More rent waivers are in the works for eligible small and medium-sized enterprise (SME) tenants in pandemic-hit sectors that have suffered a 35 per cent or more drop in average monthly revenue for April to May from the same year-ago period.
This and other additional support measures are in an extended Covid-19 (Temporary Measures) (Amendment) Bill to be introduced and debated in Parliament tomorrow. If approved, the amendments will be implemented end-July.
Nearly 260,000 SMEs employing more than two million workers stand to benefit from the measures. Many need help to stay afloat as they have been hit hard by the pandemic's unprecedented severity, with recovery likely to be slow in a phased reopening of the economy.
Eligible tenants and sub-tenants in the food and beverage and commercial sector will get a total of four months of rent waived - two months each from the Government and the landlord. Those in the office and industrial sector will get two months of rent waived - one month each from the Government and the landlord.
To be eligible, SME tenants must also have had $100 million or less in annual turnover in 2019 and the tenancy must have been entered into before March 25 this year.
Landlords will be required by law to give additional rent waivers to eligible SME tenants and sub-tenants that have been hit hard by the pandemic, on top of passing on property tax rebates and the cash grant given by the Government.
The landlord can apply for an assessment of the tenant's or subtenant's eligibility for relief within a specific time, and the case will be determined by an assessor.
The additional rent waivers will be applied to April through July for SMEs in commercial properties and April through May for those in industrial/office properties, as long as their leases are in force on April 1.
But some landlords can also get help. Those unable to provide the extra waivers may seek an assessment on grounds of financial hardship, which will take into consideration whether their rental income forms a substantial part of their total income and the annual value of their properties.
Law and Home Affairs Minister K. Shanmugam said at a media briefing on Tuesday: "Certain landlords will find it difficult to give the full waiver. Qualifying landlords, particularly the smaller landlords, with one property (and where rental) forms a substantial part of their income - we will set out the criteria - they will only be required to give half the amount of waiver."
This means they may give one month's waiver of base rent instead of two to F&B and commercial tenants, and half a month off instead of one month to office and industrial tenants.
"We are trying to strike a balance... Landlords have to do their part, tenants have to do their part, and together, with a bit of sharing of the pain, we hope that as many as possible can pull through," Mr Shanmugam said.
SUPPORT FOR SOME LANDLORDS
Certain landlords will find it difficult to give the full waiver.
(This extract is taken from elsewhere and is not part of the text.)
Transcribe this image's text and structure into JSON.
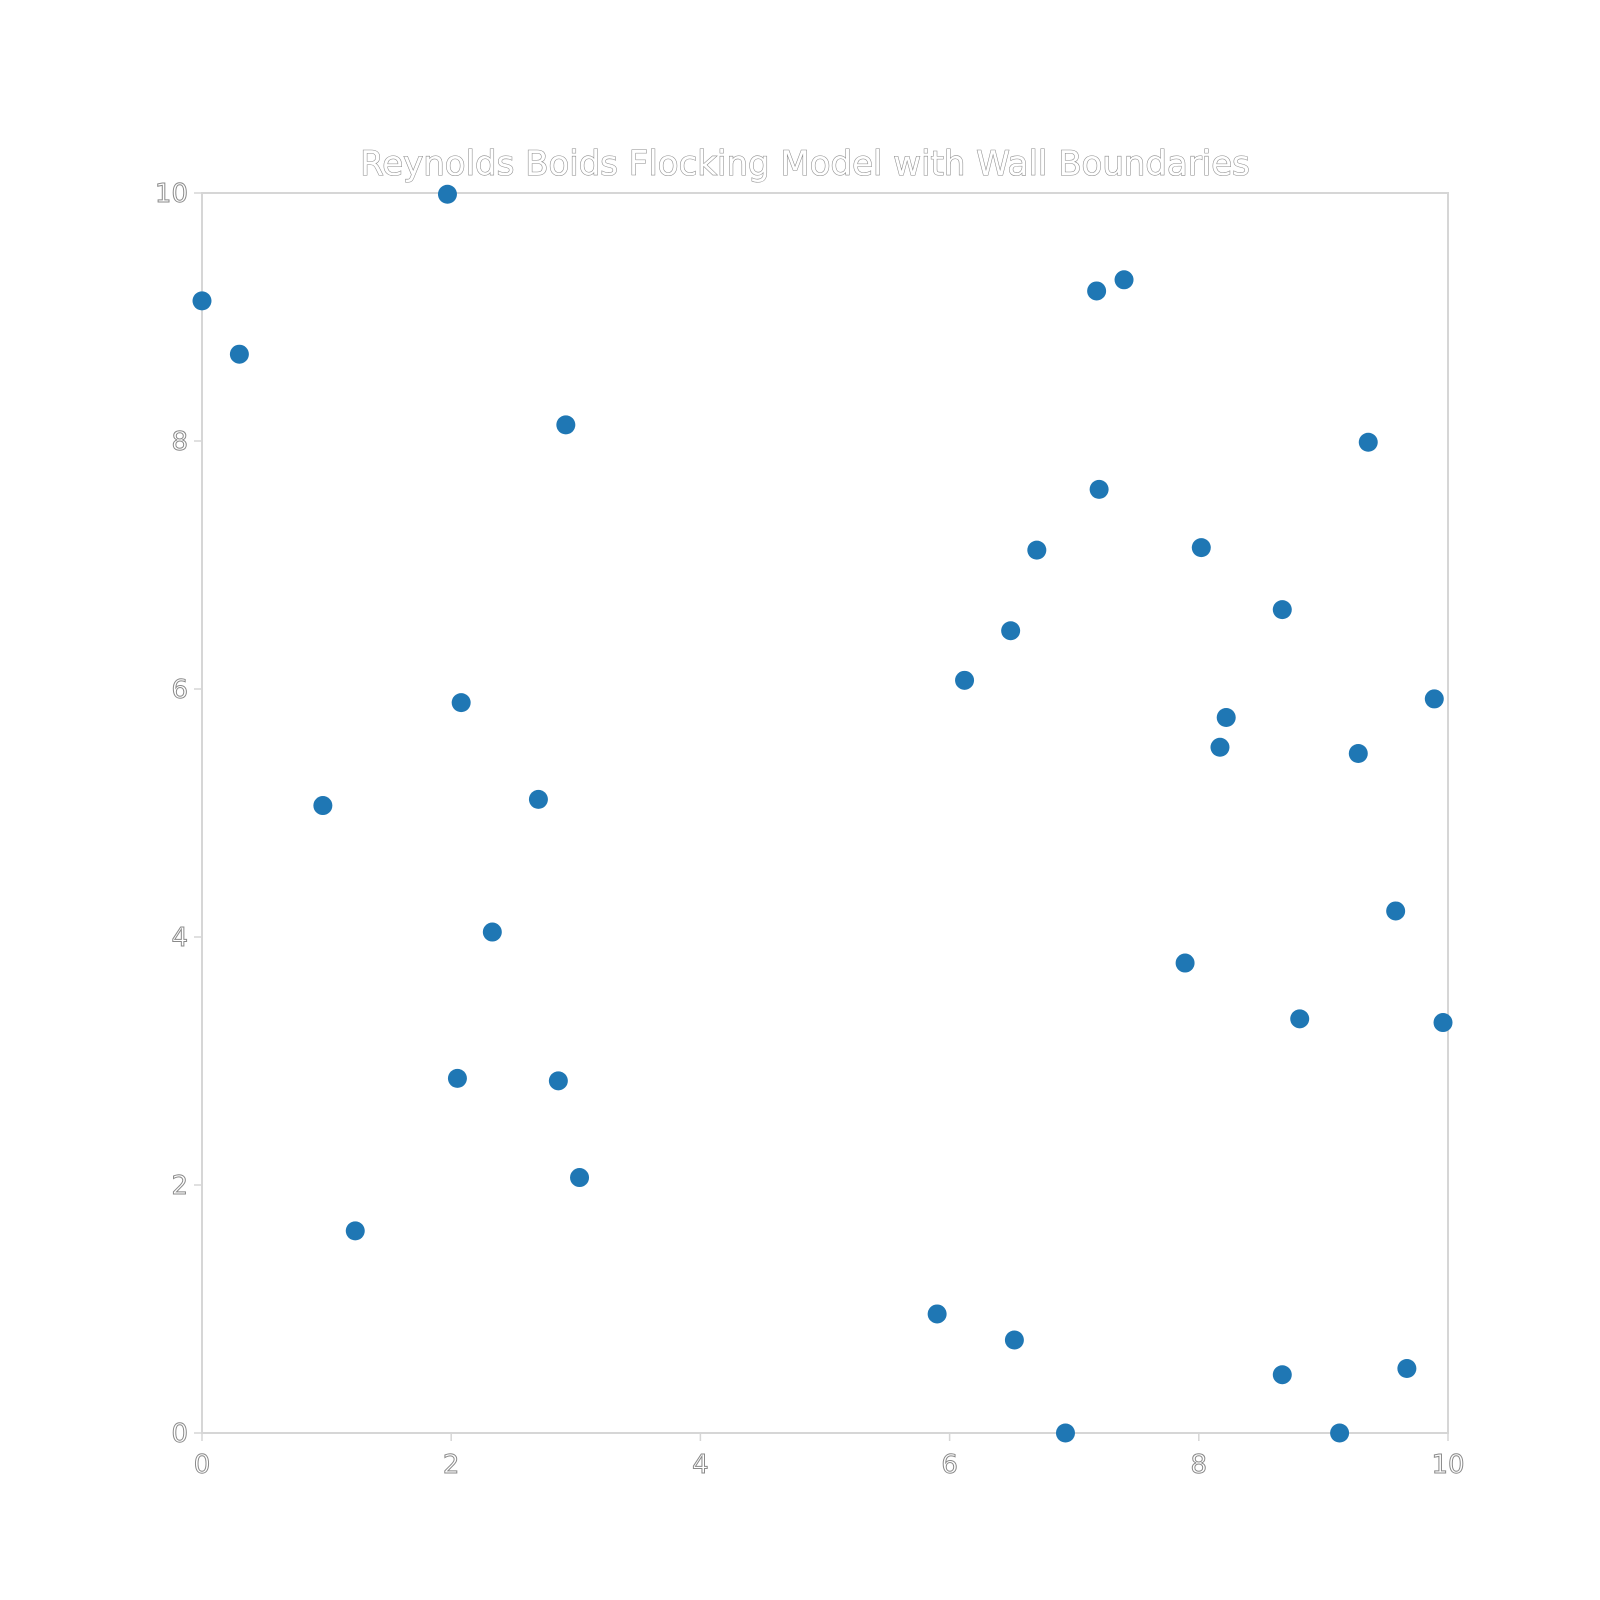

Qualifying landlords, particularly the smaller landlords, with one property (and where rental) forms a substantial part of their income - we will set out the criteria - they will only be required to give half the amount of waiver.
MR K. SHANMUGAM, Law and Home Affairs Minister.
The new Bill will also put a cap on late payment interest or charges for arrears for specific contracts. It will also let tenants repay their arrears through instalments.
Eligible SMEs can serve notice on landlords to take up a statutory repayment scheme for rental arrears accumulated from Feb 1 until Oct 19. Under it, tenants must start paying the first instalment by Nov 1.
For example, if a commercial tenant applies to defer payment for six months from Feb 1 to July 31, four months' rent from April to July will be waived. The balance of two months' rent has to be paid in equal instalments for the lease's remaining term, up to a maximum of nine months, with interest payable capped at 3 per cent per annum.
If tenants fail to make payment or terminate the lease, the scheme will be cancelled and the landlord will be entitled to immediate payment of all rental arrears, and to take steps under the contract for unpaid rent.
Mr Terence Yow, a representative of Singapore Tenants United for Fairness, said lease contracts typically assess late payment interest of between 10 and 15 per cent per annum.
"So capping these charges at 3 per cent is very fair because the finance charges landlords pay on bank loans are around 3 per cent also," he said.
Tenants unable to vacate their business premises after the end of their lease but before the moratorium ends on Oct 19 can seek relief too. If they meet conditions prescribed by the Law Minister, they will not be held liable.